So on New Year's Eve I started getting the dataset together and reducing it to a bunch of dataframes, and today I pushed that a bit further and started graphing some of it. It's very much a rough project -- some of the dataframes have some issues I'm still chasing down with redundant data not being initially collapsed, but I think the data is accurate. I also think I have my conventions consistent -- at one point confused myself into inverting the labels on the plots! In other words, ApG would be labeled GpA -- not good! There's already some intriguing patterns, which are presumably the sort of signal tools like Medaka use to polish assemblies from FASTQ data aligned to draft references.
The dataset is about 65K bacterial 16S amplicons aligned to a control 16S RNA, generated with R9.4.1 flowcells. For each aligned position, I've captured not only the reference (truth) base, the called base and the Q-score, but also these statistics for the next aligned position. The reads were called with MinKNOW using the most up-to-date basecaller.
My key bit of curiosity is around a major Nanopore error mode: a missed base relative to the reference. This also gets into a challenge with Q-scores -- a Q-score is an estimate that you called a base correctly, on a log10 score. Every called base gets a Q-score -- but uncalled bases don't have a Q-score. So what I wanted to look at is to what degree the Q-score of a called base is predictive of the accuracy of the next base.
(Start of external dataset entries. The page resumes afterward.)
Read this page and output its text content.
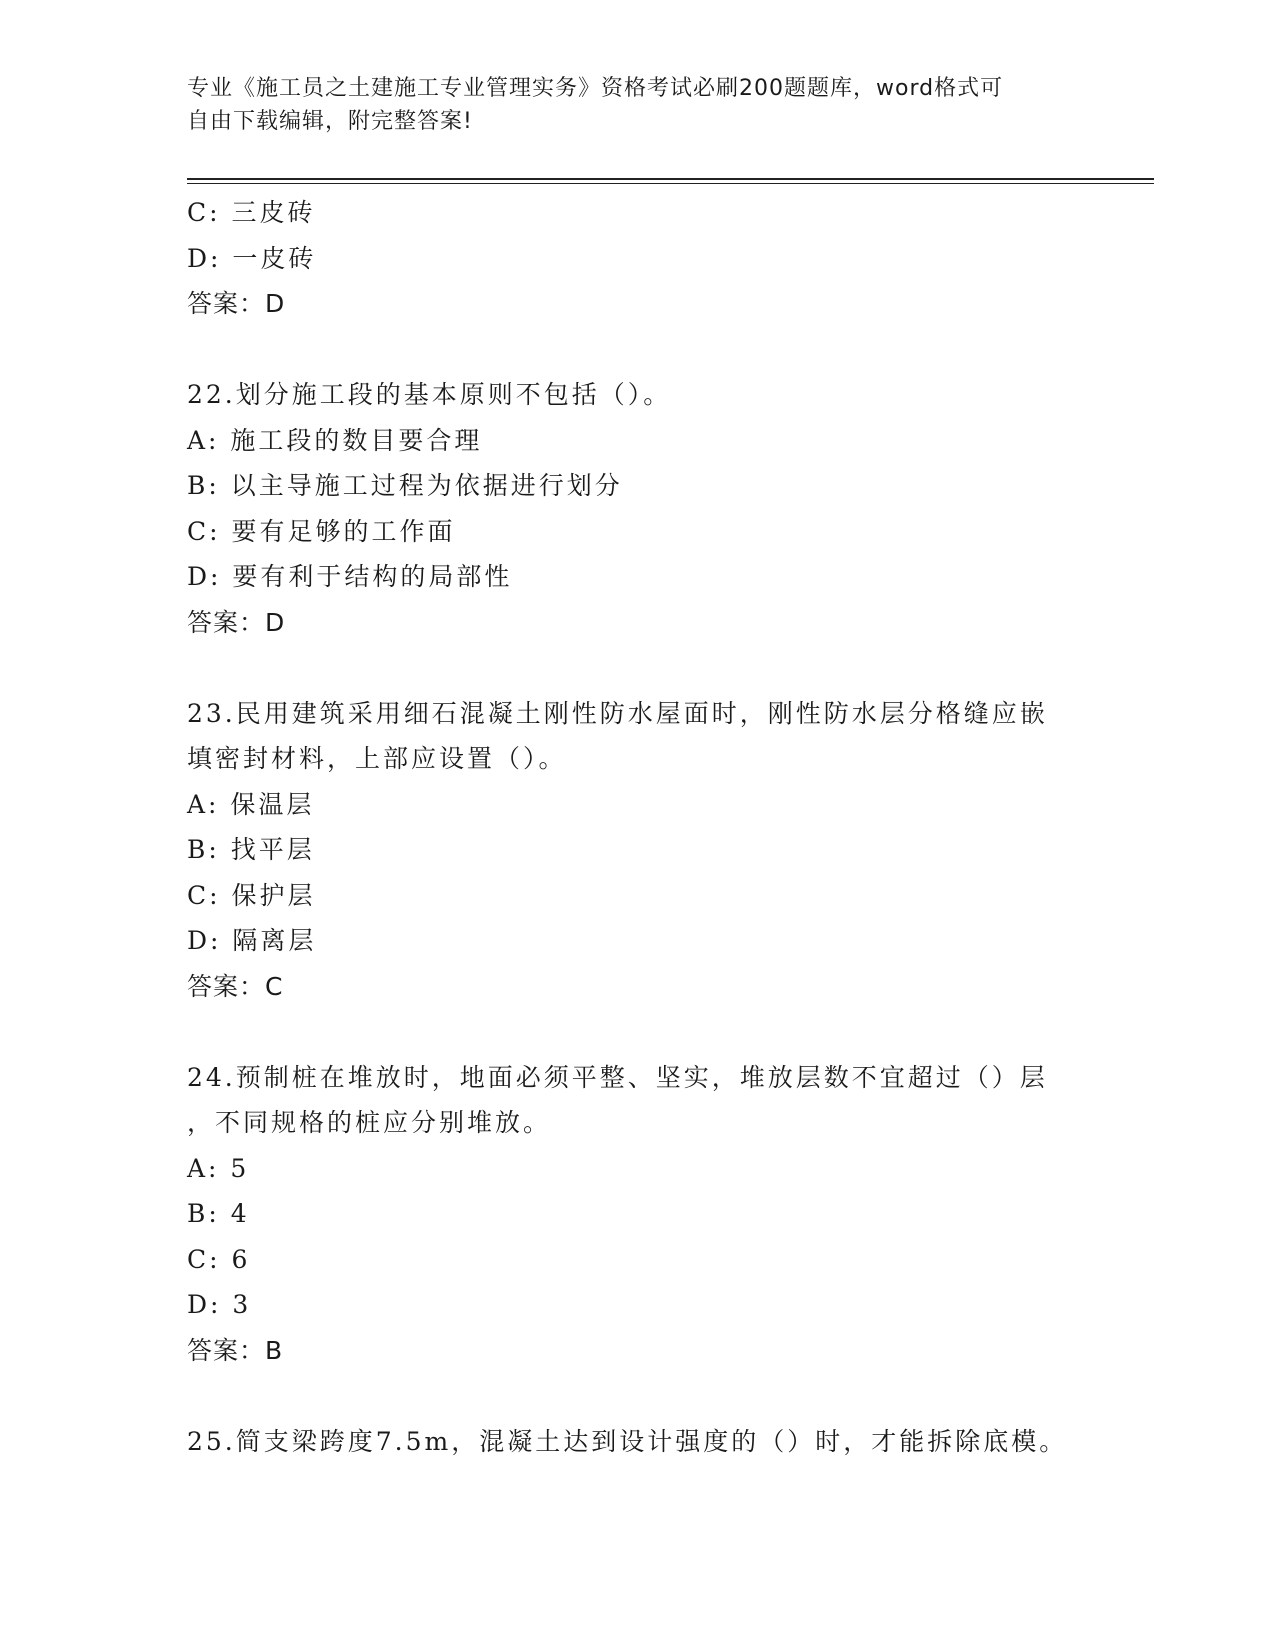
专业《施工员之土建施工专业管理实务》资格考试必刷200题题库，word格式可
自由下载编辑，附完整答案!
C: 三皮砖
D: 一皮砖
答案：D
22.划分施工段的基本原则不包括（）。
A: 施工段的数目要合理
B: 以主导施工过程为依据进行划分
C: 要有足够的工作面
D: 要有利于结构的局部性
答案：D
23.民用建筑采用细石混凝土刚性防水屋面时，刚性防水层分格缝应嵌
填密封材料，上部应设置（）。
A: 保温层
B: 找平层
C: 保护层
D: 隔离层
答案：C
24.预制桩在堆放时，地面必须平整、坚实，堆放层数不宜超过（）层
，不同规格的桩应分别堆放。
A: 5
B: 4
C: 6
D: 3
答案：B
25.简支梁跨度7.5m，混凝土达到设计强度的（）时，才能拆除底模。
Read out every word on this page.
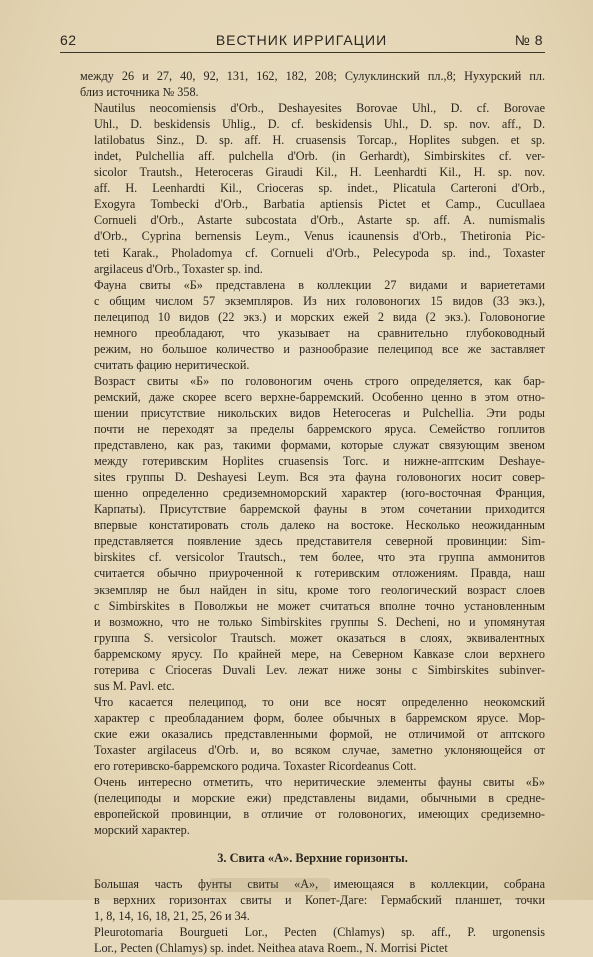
62	ВЕСТНИК ИРРИГАЦИИ	№ 8

между 26 и 27, 40, 92, 131, 162, 182, 208; Сулуклинский пл.,8; Нухурский пл.
близ источника № 358.

Nautilus neocomiensis d'Orb., Deshayesites Borovae Uhl., D. cf. Borovae
Uhl., D. beskidensis Uhlig., D. cf. beskidensis Uhl., D. sp. nov. aff., D.
latilobatus Sinz., D. sp. aff. H. cruasensis Torcap., Hoplites subgen. et sp.
indet, Pulchellia aff. pulchella d'Orb. (in Gerhardt), Simbirskites cf. ver-
sicolor Trautsh., Heteroceras Giraudi Kil., H. Leenhardti Kil., H. sp. nov.
aff. H. Leenhardti Kil., Crioceras sp. indet., Plicatula Carteroni d'Orb.,
Exogyra Tombecki d'Orb., Barbatia aptiensis Pictet et Camp., Cucullaea
Cornueli d'Orb., Astarte subcostata d'Orb., Astarte sp. aff. A. numismalis
d'Orb., Cyprina bernensis Leym., Venus icaunensis d'Orb., Thetironia Pic-
teti Karak., Pholadomya cf. Cornueli d'Orb., Pelecypoda sp. ind., Toxaster
argilaceus d'Orb., Toxaster sp. ind.

Фауна свиты «Б» представлена в коллекции 27 видами и вариететами
с общим числом 57 экземпляров. Из них головоногих 15 видов (33 экз.),
пелеципод 10 видов (22 экз.) и морских ежей 2 вида (2 экз.). Головоногие
немного преобладают, что указывает на сравнительно глубоководный
режим, но большое количество и разнообразие пелеципод все же заставляет
считать фацию неритической.

Возраст свиты «Б» по головоногим очень строго определяется, как бар-
ремский, даже скорее всего верхне-барремский. Особенно ценно в этом отно-
шении присутствие никольских видов Heteroceras и Pulchellia. Эти роды
почти не переходят за пределы барремского яруса. Семейство гоплитов
представлено, как раз, такими формами, которые служат связующим звеном
между готеривским Hoplites cruasensis Torc. и нижне-аптским Deshaye-
sites группы D. Deshayesi Leym. Вся эта фауна головоногих носит совер-
шенно определенно средиземноморский характер (юго-восточная Франция,
Карпаты). Присутствие барремской фауны в этом сочетании приходится
впервые констатировать столь далеко на востоке. Несколько неожиданным
представляется появление здесь представителя северной провинции: Sim-
birskites cf. versicolor Trautsch., тем более, что эта группа аммонитов
считается обычно приуроченной к готеривским отложениям. Правда, наш
экземпляр не был найден in situ, кроме того геологический возраст слоев
с Simbirskites в Поволжьи не может считаться вполне точно установленным
и возможно, что не только Simbirskites группы S. Decheni, но и упомянутая
группа S. versicolor Trautsch. может оказаться в слоях, эквивалентных
барремскому ярусу. По крайней мере, на Северном Кавказе слои верхнего
готерива с Crioceras Duvali Lev. лежат ниже зоны с Simbirskites subinver-
sus M. Pavl. etc.

Что касается пелеципод, то они все носят определенно неокомский
характер с преобладанием форм, более обычных в барремском ярусе. Мор-
ские ежи оказались представленными формой, не отличимой от аптского
Toxaster argilaceus d'Orb. и, во всяком случае, заметно уклоняющейся от
его готеривско-барремского родича. Toxaster Ricordeanus Cott.

Очень интересно отметить, что неритические элементы фауны свиты «Б»
(пелециподы и морские ежи) представлены видами, обычными в средне-
европейской провинции, в отличие от головоногих, имеющих средиземно-
морский характер.

3. Свита «А». Верхние горизонты.

Большая часть фунты свиты «А», имеющаяся в коллекции, собрана
в верхних горизонтах свиты и Копет-Даге: Гермабский планшет, точки
1, 8, 14, 16, 18, 21, 25, 26 и 34.

Pleurotomaria Bourgueti Lor., Pecten (Chlamys) sp. aff., P. urgonensis
Lor., Pecten (Chlamys) sp. indet. Neithea atava Roem., N. Morrisi Pictet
Given that I started with only fuzzy ideas of how to approach this, I took two major stabs at it. I think both are interesting enough to put here in hopes they stimulate others, but neither is remotely a story complete enough to even dream of writing a pre-print.
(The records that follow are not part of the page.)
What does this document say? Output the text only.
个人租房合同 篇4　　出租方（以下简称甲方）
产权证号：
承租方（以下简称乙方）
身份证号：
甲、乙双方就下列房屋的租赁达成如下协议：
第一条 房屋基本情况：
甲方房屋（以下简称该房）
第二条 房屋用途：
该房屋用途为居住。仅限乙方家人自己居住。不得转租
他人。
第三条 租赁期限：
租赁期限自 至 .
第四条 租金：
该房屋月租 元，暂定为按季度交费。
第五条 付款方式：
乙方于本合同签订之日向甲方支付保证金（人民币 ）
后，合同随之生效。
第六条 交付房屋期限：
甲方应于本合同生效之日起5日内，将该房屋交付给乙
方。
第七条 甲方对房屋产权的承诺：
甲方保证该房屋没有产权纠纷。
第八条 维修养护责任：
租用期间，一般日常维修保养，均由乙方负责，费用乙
Stab 1: Given Reference Sequence & Quality, How Good is Calling Next Base?
So here is a gallery of plots for each reference dinucleotide, showing the cases in which the nanopore base is correct for the first position and wrong in the second. X-axis is Q-score, Y-axis is frequency. Each series is for the next aligned nanopore base or a gap. The cyan dotted line shows X=Y once you convert Q-scores to frequencies (but remember, we're plotting errors at N+1 vs. Q-score for position N)
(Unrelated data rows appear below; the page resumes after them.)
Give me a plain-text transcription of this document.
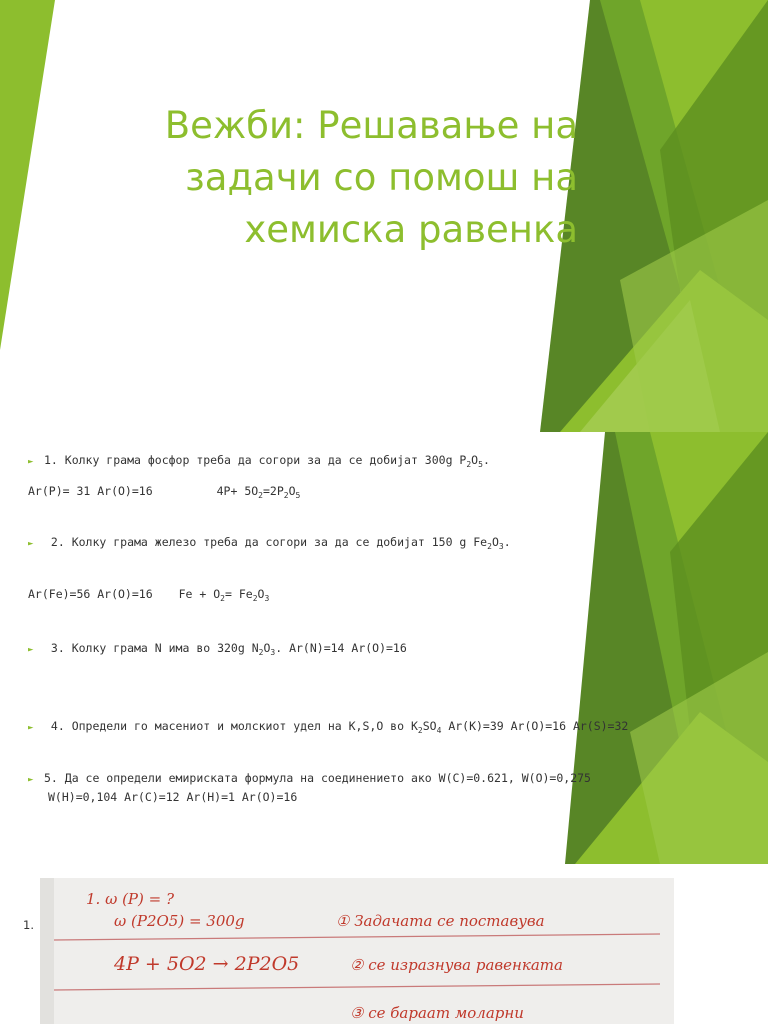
Вежби: Решавање на
задачи со помош на
хемиска равенка
► 1. Колку грама фосфор треба да согори за да се добијат 300g $P_2O_5$.
Ar(P)= 31 Ar(O)=16	$4P+ 5O_2=2P_2O_5$
► 2. Колку грама железо треба да согори за да се добијат 150 g $Fe_2O_3$.
Ar(Fe)=56 Ar(O)=16 $Fe + O_2= Fe_2O_3$
► 3. Колку грама N има во 320g $N_2O_3$. Ar(N)=14 Ar(O)=16
► 4. Определи го масениот и молскиот удел на K,S,O во $K_2SO_4$ Ar(K)=39 Ar(O)=16 Ar(S)=32
► 5. Да се определи емириската формула на соединението ако W(C)=0.621, W(O)=0,275
W(H)=0,104 Ar(C)=12 Ar(H)=1 Ar(O)=16
1.
1. ω (P) = ?
ω (P2O5) = 300g	① Задачата се поставува
4P + 5O2 → 2P2O5	② се изразнува равенката
③ се бараат моларни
This is more of a gestalt image, but you can see some differences which can be zoomed in on. For example, CC seems to have a high rate of miscalling A at the second C, even at high Q-score values for the first C
Contrast this with TC which has a high rate of gapping instead of calling C
Or with GC, which seems to be miscalling T at the second position even after a high confidence G call
Stab 2: Given Two Bases on Read, What Is Probability of a Gap?
In the above I used reference NpN sequences, but of course for a read we generally don't know the reference. What if we look at reads instead?
So I generated a new dataframe that focuses on base N, base N+1 and then after alignment to the reference what is the distance between those two, with the cyan dotted line at the expectation from Phred scoring. The X here is the minimum quality between the two, on the logic that the worst called base is a reasonable proxy for the probability of one or more bases failing to be called.
Here are the frequencies observed for deletions of 1, 2 or 3 bases. It does look like the minimum score works reasonably well, but many of the curves have a hump for deletion length 1 around scores of 20-30: apparently deletions are more commonly seen here then we would expect. The hump is far more prominent for some -- AC, AT, AG and CG have a very prominent hump whereas CA and GA do not
What does it all mean? I haven't figured any of that out. The nanopore basecallers will change again before long, next time to Bonito. If I recall correctly, Bonito doesn't generate Q-scores so this analysis wouldn't be possible So far it and I have had a troubled relationship -- in early-December I decided to re-call a different dataset with Bonito and spent a good part of a day struggling to get an AWS GPU instance correctly configured to run Bonito -- as well as attempts to install it on several local machines -- and then re-called all my data only to get lousy results. Apparently if you use Bonito with an R9.4.1 model on R10.3 data, the results are awful -- who would have guessed? I had simply forgotten that the datasets were R10.3; we normally run only R9.4.1 but there was a shipping error by ONT and we ran with what we had. Only after that misadventure did ONT release R10.3 models for Bonito, so I am tempted to re-attempt this and see if I have truly learned how to set up the GPU instances or I will flail away again.
It does occur to me that this exercise is well within the range of an undergraduate student, and there are certainly publicly available Nanopore datasets for E.coli or the Zymo Mock Community which could be aligned and a subset used to generate the sort of data above.